5. Unexpected Moodbooster

5.5K 796 20
                                    

Adara

Pagi hari sungguh merupakan kunci untuk membangun suasana hati di hari itu. Aku tidak tahu apakah orang lain juga selalu begitu, tapi buatku, iya. Ketika pagi hari mood-ku sudah buruk, bisa dipastikan mood buruk itu akan tetap bertahan sampai aku tidur di malam hari nanti. Yah, walaupun mood baik di pagi hari bukan jaminan kalau mood ku akan tetap baik sampai malam nanti, sih. Tapi pokoknya begitu, deh. You got my point, right?

Hari ini, mood breaker yang menghancurkan mood baikku di pagi hari adalah Mama. Aku baru selesai memulas lip cream di bibirku dan bersiap berangkat ke stasiun ketika Mama tiba-tiba masuk ke kamarku tanpa diketuk. Awalnya memang tidak ada yang aneh. Mama tersenyum padaku, mengelus rambutku. Aku mencium pipinya. Pagi-pagi buta begini, Mama sudah mandi dan wangi. Aku suka sekali aroma strawberry yang menguar dari body yogurt yang dipakainya.

"Udah siap berangkat, Teh?" tanya Mama.

Aku mengangguk. Ini sudah lebih dari dua minggu sejak Mama keluar dari rumah sakit. Mama kini terlihat jauh lebih sehat dan segar dari sebelumnya. Mama bahkan sudah mulai bekerja kembali sejak beberapa hari lalu.

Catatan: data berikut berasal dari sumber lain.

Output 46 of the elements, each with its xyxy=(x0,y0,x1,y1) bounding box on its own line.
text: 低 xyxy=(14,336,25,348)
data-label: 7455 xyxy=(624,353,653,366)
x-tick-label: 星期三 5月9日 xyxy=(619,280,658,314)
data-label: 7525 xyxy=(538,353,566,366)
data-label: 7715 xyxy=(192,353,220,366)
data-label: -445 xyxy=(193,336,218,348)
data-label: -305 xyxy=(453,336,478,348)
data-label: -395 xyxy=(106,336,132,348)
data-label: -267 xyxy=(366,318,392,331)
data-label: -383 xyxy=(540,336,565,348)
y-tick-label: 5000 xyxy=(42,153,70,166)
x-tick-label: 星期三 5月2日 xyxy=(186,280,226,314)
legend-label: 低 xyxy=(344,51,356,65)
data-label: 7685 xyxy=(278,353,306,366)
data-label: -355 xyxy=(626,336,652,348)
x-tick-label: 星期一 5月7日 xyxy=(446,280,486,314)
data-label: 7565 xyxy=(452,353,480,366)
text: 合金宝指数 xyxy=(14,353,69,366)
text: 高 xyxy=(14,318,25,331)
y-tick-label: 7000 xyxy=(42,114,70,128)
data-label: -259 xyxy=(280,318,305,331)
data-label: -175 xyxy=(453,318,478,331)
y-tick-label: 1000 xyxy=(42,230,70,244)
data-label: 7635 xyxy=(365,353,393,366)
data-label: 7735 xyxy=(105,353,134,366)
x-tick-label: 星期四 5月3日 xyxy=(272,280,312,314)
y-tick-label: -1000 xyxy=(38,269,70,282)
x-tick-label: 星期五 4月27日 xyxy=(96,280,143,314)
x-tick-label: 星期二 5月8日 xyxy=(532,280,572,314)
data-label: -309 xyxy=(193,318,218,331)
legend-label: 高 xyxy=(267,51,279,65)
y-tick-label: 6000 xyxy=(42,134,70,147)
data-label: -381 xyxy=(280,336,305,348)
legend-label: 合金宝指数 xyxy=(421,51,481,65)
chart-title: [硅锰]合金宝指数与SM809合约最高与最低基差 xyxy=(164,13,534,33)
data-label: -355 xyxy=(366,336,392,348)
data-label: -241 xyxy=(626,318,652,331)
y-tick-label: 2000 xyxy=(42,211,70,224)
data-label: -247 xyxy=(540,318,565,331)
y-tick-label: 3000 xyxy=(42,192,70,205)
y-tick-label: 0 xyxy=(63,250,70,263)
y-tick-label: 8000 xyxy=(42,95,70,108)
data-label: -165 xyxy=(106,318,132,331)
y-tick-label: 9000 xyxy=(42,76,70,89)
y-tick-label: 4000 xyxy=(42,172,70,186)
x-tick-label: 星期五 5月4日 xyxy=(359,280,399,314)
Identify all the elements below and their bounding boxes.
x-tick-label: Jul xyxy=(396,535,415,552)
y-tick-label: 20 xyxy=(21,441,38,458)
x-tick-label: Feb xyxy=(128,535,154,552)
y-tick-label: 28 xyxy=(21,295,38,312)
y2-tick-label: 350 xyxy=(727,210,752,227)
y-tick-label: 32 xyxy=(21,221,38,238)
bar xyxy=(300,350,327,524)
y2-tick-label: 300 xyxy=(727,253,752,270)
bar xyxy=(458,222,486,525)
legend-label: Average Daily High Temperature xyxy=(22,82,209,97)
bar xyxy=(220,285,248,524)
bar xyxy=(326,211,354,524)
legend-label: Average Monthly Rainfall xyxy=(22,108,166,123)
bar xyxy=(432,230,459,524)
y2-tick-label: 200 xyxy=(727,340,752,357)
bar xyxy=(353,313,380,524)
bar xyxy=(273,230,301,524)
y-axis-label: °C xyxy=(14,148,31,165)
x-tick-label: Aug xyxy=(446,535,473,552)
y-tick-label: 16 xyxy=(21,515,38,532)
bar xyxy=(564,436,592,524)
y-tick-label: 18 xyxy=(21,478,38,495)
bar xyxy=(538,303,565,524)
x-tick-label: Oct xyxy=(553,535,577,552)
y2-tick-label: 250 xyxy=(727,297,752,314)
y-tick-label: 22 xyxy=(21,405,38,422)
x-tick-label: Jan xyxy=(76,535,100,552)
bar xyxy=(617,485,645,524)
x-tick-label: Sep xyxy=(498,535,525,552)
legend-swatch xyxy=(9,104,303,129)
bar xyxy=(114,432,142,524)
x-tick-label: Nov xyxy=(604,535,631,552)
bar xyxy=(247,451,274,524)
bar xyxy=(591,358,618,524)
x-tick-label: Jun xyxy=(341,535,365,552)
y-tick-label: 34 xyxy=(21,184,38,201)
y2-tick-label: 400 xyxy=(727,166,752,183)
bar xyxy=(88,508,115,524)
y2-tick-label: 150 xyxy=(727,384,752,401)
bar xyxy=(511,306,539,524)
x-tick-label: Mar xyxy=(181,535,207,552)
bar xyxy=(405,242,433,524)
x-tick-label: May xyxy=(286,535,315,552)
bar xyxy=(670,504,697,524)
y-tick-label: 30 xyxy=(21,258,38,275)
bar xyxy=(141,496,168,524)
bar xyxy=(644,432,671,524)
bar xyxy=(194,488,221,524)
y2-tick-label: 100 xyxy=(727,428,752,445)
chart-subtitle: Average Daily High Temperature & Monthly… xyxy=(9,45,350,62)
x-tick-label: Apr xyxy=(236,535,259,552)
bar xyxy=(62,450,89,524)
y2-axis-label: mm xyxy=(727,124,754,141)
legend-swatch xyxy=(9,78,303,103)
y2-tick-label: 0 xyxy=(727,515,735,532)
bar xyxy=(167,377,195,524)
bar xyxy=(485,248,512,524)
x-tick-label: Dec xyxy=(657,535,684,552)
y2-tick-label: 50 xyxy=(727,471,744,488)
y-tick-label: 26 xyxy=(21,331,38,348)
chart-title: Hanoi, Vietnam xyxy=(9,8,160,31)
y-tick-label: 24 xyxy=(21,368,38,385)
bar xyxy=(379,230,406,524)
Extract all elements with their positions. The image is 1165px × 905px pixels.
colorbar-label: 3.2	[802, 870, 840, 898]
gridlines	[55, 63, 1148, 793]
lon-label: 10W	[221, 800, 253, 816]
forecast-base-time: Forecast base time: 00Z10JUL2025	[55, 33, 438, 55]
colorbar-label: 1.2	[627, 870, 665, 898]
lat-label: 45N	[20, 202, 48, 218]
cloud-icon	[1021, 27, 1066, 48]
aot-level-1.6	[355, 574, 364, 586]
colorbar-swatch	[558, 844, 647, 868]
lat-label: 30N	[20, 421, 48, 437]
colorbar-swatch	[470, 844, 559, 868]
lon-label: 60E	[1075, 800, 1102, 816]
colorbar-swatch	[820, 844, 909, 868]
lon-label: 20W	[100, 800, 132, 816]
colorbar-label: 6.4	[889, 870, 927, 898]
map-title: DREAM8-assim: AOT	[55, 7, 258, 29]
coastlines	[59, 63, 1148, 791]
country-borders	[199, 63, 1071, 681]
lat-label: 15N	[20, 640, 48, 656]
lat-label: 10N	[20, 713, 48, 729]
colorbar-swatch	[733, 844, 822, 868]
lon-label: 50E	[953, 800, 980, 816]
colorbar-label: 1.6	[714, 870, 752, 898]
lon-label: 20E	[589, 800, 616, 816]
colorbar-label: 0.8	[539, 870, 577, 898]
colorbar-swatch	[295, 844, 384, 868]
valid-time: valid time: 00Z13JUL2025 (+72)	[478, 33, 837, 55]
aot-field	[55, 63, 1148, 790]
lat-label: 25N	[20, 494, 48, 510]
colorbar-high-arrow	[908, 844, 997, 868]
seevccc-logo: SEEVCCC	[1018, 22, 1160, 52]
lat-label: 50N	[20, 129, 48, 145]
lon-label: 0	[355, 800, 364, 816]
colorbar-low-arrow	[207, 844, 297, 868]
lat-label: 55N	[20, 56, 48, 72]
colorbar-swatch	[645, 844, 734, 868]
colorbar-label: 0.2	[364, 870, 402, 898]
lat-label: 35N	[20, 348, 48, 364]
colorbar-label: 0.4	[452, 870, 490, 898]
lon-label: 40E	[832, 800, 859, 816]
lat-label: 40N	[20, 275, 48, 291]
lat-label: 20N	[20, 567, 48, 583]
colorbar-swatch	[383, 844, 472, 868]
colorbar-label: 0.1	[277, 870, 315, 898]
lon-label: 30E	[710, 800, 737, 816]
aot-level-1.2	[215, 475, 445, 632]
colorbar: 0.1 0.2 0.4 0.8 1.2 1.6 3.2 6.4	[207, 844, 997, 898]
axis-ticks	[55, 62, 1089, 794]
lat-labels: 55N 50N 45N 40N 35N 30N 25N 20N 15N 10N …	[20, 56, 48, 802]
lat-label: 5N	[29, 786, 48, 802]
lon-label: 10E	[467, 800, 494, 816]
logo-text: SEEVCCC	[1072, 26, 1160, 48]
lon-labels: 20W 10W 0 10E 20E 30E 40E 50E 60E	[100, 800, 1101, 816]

"Teteh pulang lagi minggu depan ya, Ma," ujarku sembari mengecek kembali barang-barang di dalam tasku. Ponsel, notes, pulpen, dompet, make up pouch, power bank, dan charger, semua sudah masuk ke dalam tas. "Mama kalau capek jangan dipaksain buka praktek lho, Ma. Langsung istirahat aja, ya? Terus jangan lupa makan..."

"Kamu nih kayak mamanya Mama ya lama-lama..." Mama memotong ucapanku.

Aku tertawa. "Jangan sampai sakit lagi pokoknya! Janji?"

"Insya Allah."

Aku tersenyum, menyalimi beliau. Tapi Mama tak kunjung melepaskan tanganku.

"Mama kemarin malam baru ditelpon Papa, Teh," ujar Mama pelan.

Tubuhku sontak menegang. Sudah lama sekali sejak Mama mengucapkan kata 'Papa'. Aku bahkan sudah lupa kapan terakhir kalinya.

"Pengin ngajak kamu jalan-jalan ceunah."

Kulepaskan tanganku dari tangan Mama, kemudian mengambil sepatu dan memakainya dengan gusar. Mood breaker banget Mama pagi-pagi begini membuka topik pembicaraan tentang orang itu.

Jalan-jalan, katanya? Aku dan orang itu tidak punya hubungan akrab yang membuat kami lantas bisa menikmati acara 'jalan-jalan'. Hubungan kami jelas bukan hubungan yang seperti itu.

"Papa kangen tuh kayaknya, Teh, makanya ngajakin kamu jalan-jalan. Yang dekat-dekat aja... Beli baju, gitu?"

Aku mendengus. "Baju Teteh masih banyak."

"Ya udah kalau gitu beli celana? Rok? Blazer? Sweater? Katanya kemarin kamu mau cari sweater, kan?"

"Teteh udah bisa cari duit sendiri, nggak perlu minta orang itu buat beliin Teteh," ujarku dengan suara bergetar.

"Teteh!" tegur Mama. "Teh, biar bagaimana pun itu Papa kamu, lho, Teh. Orang tua kamu juga. Nggak boleh ngomong gitu, ah!"

Aku tak kuasa membendung air mataku begitu mendengar ucapan Mama. Orang tua, katanya? Orang tua yang kumiliki hanya Mama. Sejak dulu, orang tua yang kumiliki hanya Mama. Tidak ada yang lain.

"Ma, orang itu udah bukan orang tuaku lagi sejak dia menikah sama perempuan itu."

"Teteh!" tegur Mama lagi. Kali ini suaranya lebih tegas, tanda bahwa ucapanku sudah keterlaluan. "Istighfar, Teh. Nggak boleh ngomong gitu!"

Air mataku semakin deras keluar tak terbendung. Kupeluk Mama erat. Dengan tambahan heels lima senti yang kupakai, tubuh Mama jadi terasa jauh lebih pendek dibanding tubuhku. Kini aku harus menunduk ketika memeluknya. Kueratkan lagi pelukanku begitu mengingat bahwa Mama telah mengasihiku sejak aku kecil hingga tumbuh jadi sebesar ini.